Es wurden bestehende Machtverhältnisse deutlich ausgespielt, anstatt sie im Sinne einer demokratischen Hochschulgemeinschaft verantwortungsvoll zu reflektieren. Eine solche Gesprächskultur wirkt einschüchternd und widerspricht den Grundsätzen der gemeinsamen akademischen Selbstverwaltung. Ehrenamtliche Studierende leisten einen erheblichen Beitrag zum Campusleben, zur studentischen Teilhabe und zur Funktionsfähigkeit der Universität. Studierende prägen diese Universität – sie lebt von unserem Engagement, unseren Ideen und unserer Arbeit. Der respektvolle Umgang auf Augenhöhe muss selbstverständlich sein.
3. Fehlende Anerkennung und Wertschätzung studentischen Ehrenamts
Die genannten Vorgänge stehen in einem größeren Kontext:
Studentisches Engagement wird schon seit längerem nicht ausreichend unterstützt, gleichzeitig nehmen Belastungen zu – durch Kürzungen, zunehmende Verwaltungsanforderungen und die geplante Verwaltungsgebühr.
Anstatt Engagement zu fördern, entsteht der Eindruck, dass studentische Beteiligung eher als Störfaktor denn als Ressource betrachtet wird.
Dies schadet der Universität als studentische und lebendige Bildungsinstitution.
4. Unsere Forderungen
Die Fachschaftsvertretungskonferenz fordert:
1. Anerkennung und Stärkung des studentischen Ehrenamts
Das Präsidium soll klar benennen, welchen Wert studentisches Engagement für die Universität hat, und Maßnahmen vorlegen, wie dieses, materiell und immateriell unterstützt wird.
2. Transparente, frühzeitige und ernsthafte Kommunikation
Anfragen der Studierendenschaft müssen zeitnah beantwortet werden.

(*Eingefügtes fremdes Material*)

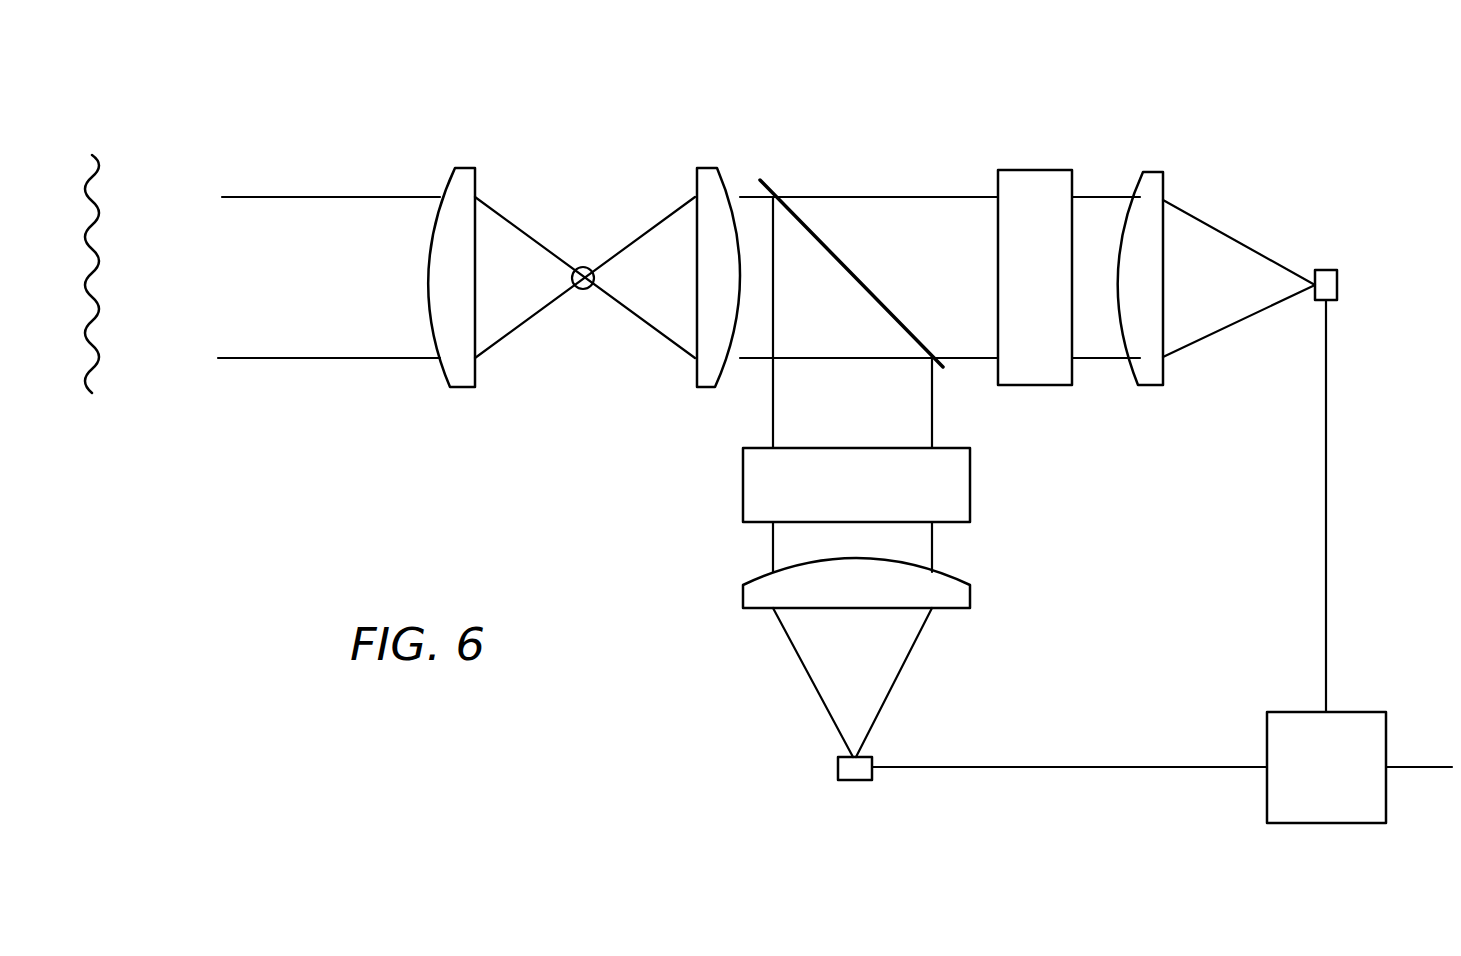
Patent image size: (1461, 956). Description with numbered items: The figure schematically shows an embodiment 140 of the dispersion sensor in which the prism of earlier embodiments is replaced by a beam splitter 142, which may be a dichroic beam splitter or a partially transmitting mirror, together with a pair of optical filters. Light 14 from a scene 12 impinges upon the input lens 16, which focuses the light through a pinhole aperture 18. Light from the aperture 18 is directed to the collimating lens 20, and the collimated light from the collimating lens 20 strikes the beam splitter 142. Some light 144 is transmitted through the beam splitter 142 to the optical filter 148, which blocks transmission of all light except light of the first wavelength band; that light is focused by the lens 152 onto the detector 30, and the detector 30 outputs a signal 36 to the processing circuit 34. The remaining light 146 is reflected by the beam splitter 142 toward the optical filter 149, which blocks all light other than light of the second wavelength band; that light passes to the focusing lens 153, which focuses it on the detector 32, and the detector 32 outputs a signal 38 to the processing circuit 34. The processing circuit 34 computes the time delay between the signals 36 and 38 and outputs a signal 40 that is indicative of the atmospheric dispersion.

The scene 12 is at (97, 136).
The light 14 is at (346, 166).
The input lens 16 is at (462, 165).
The pinhole aperture 18 is at (585, 267).
The collimating lens 20 is at (703, 165).
The embodiment of the sensor 140 is at (892, 70).
The beam splitter 142 is at (842, 252).
The transmitted light 144 is at (948, 236).
The reflected light 146 is at (813, 414).
The optical filter 148 is at (1053, 168).
The optical filter 149 is at (972, 478).
The lens 152 is at (1168, 182).
The focusing lens 153 is at (962, 575).
The detector 30 is at (1327, 268).
The detector 32 is at (874, 760).
The processing circuit 34 is at (1360, 712).
The signal 36 is at (1328, 545).
The signal 38 is at (1056, 766).
The output signal 40 is at (1418, 766).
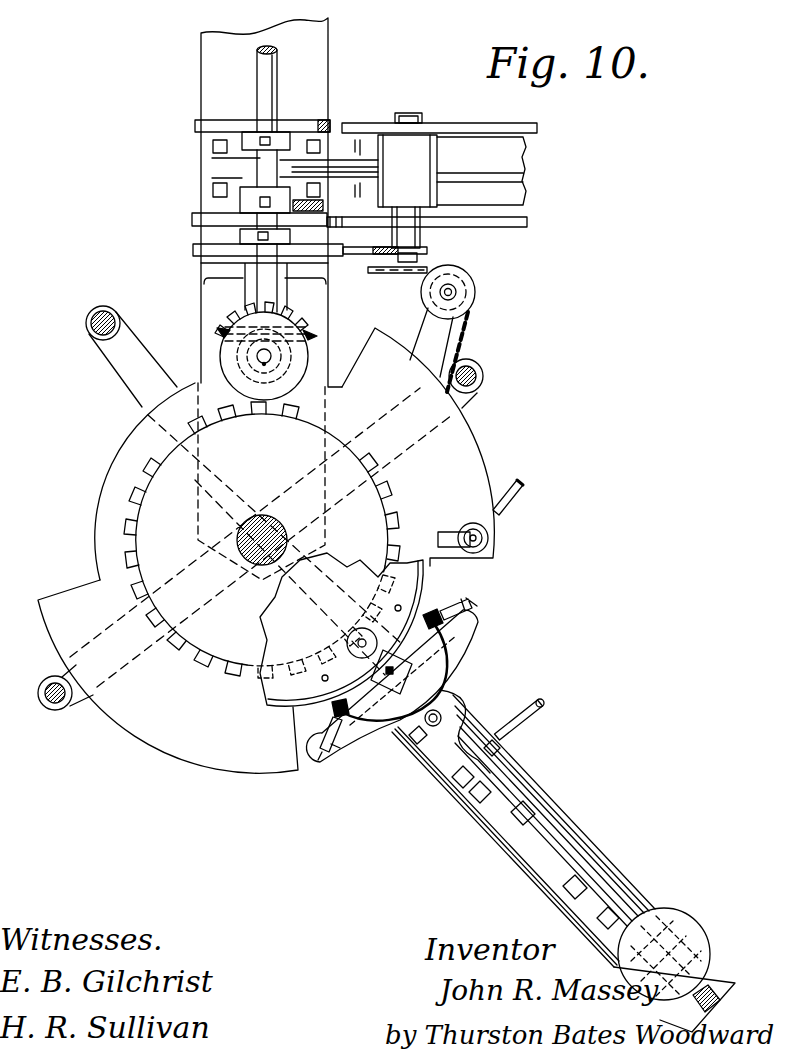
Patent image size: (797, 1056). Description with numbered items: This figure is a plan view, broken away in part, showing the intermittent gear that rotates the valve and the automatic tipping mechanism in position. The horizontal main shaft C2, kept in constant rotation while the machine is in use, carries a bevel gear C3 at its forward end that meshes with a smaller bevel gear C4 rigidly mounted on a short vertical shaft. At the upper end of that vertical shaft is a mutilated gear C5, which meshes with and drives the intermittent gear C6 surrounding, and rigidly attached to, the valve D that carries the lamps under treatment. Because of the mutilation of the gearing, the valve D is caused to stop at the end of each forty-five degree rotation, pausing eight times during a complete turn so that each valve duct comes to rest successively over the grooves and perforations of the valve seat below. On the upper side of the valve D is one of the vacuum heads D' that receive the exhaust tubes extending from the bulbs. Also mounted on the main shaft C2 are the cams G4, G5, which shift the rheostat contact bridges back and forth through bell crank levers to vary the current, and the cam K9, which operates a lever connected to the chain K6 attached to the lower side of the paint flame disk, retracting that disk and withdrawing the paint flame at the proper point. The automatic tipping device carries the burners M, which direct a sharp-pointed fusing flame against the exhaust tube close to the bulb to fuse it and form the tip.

The horizontal main shaft C2 is at (257, 80).
The rheostat-controlling cam G4 is at (195, 126).
The rheostat-controlling cam G5 is at (192, 219).
The cam K9 is at (193, 249).
The bevel gear C3 is at (215, 332).
The smaller bevel gear C4 is at (243, 357).
The mutilated gear C5 is at (220, 360).
The chain K6 is at (460, 333).
The intermittent gear C6 is at (266, 550).
The valve D is at (341, 629).
The vacuum head D' is at (345, 634).
The burner M is at (432, 623).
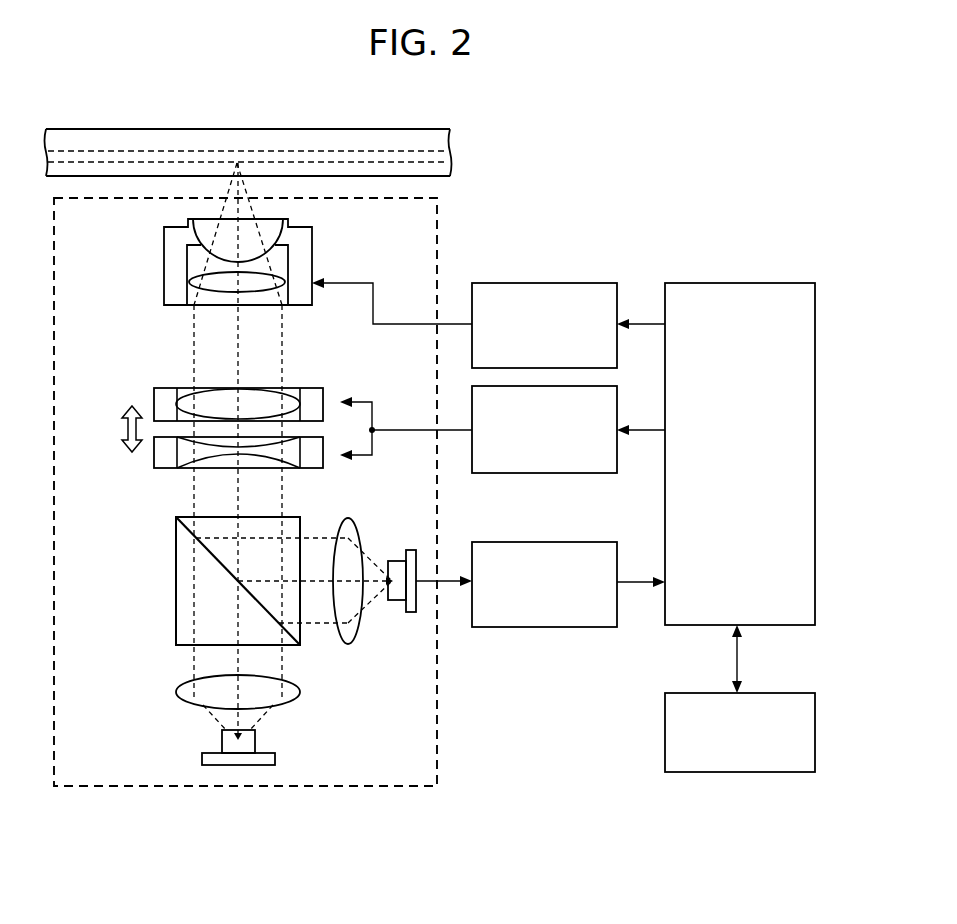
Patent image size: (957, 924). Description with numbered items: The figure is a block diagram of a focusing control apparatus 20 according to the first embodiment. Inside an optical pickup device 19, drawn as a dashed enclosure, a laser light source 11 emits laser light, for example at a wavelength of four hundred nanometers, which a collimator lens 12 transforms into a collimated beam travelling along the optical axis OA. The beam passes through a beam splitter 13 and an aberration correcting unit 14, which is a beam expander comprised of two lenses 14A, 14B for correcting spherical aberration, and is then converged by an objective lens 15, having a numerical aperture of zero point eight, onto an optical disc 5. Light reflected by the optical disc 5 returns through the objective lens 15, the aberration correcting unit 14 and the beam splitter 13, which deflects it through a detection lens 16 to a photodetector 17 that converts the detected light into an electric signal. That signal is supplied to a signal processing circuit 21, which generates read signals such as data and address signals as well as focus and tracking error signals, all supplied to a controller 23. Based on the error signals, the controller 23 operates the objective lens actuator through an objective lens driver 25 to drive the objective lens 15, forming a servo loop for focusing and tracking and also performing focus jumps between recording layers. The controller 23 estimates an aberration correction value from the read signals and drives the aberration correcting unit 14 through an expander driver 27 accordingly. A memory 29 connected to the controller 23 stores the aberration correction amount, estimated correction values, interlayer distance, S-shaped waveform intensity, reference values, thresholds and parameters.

Entscheidungen müssen nachvollziehbar und im gemeinsamen Dialog begründet werden.
3. Respektvoller Umgang auf Augenhöhe
Die Studierendenschaft ist ein verfasstes Organ der Hochschulselbstverwaltung. Einschüchternde oder abwertende Rhetorik ist unvereinbar mit demokratischer Zusammenarbeit und soll künftig gesichert unterlassen werden.
4. Gemeinsame Leitlinien für kooperative Veranstaltungsplanung
Für universitätsweite Veranstaltungen – insbesondere solche, die von Studierenden initiiert wurden, braucht es klare Absprachen, Mitsprache und Beteiligungsrechte. Hier ist insbesondere die Night of the Profs zu nennen. Wir fordern eine kurzfristige gemeinsame Re-Evaluation der letztjährigen Veranstaltung.
Schlussbemerkung
Wir möchten betonen, dass wir weiterhin an einer langfristigen Zusammenarbeit mit dem Präsidium interessiert sind, welches uns auf Augenhöhe begegnet. Die Universität kann nur dann ein Ort lebendiger Wissenschaft und studentischer Beteiligung sein, wenn Studierende als gleichwertige Partner*innen behandelt werden.
Die Studierendenschaft erwartet und verdient Anerkennung, Transparenz und Respekt.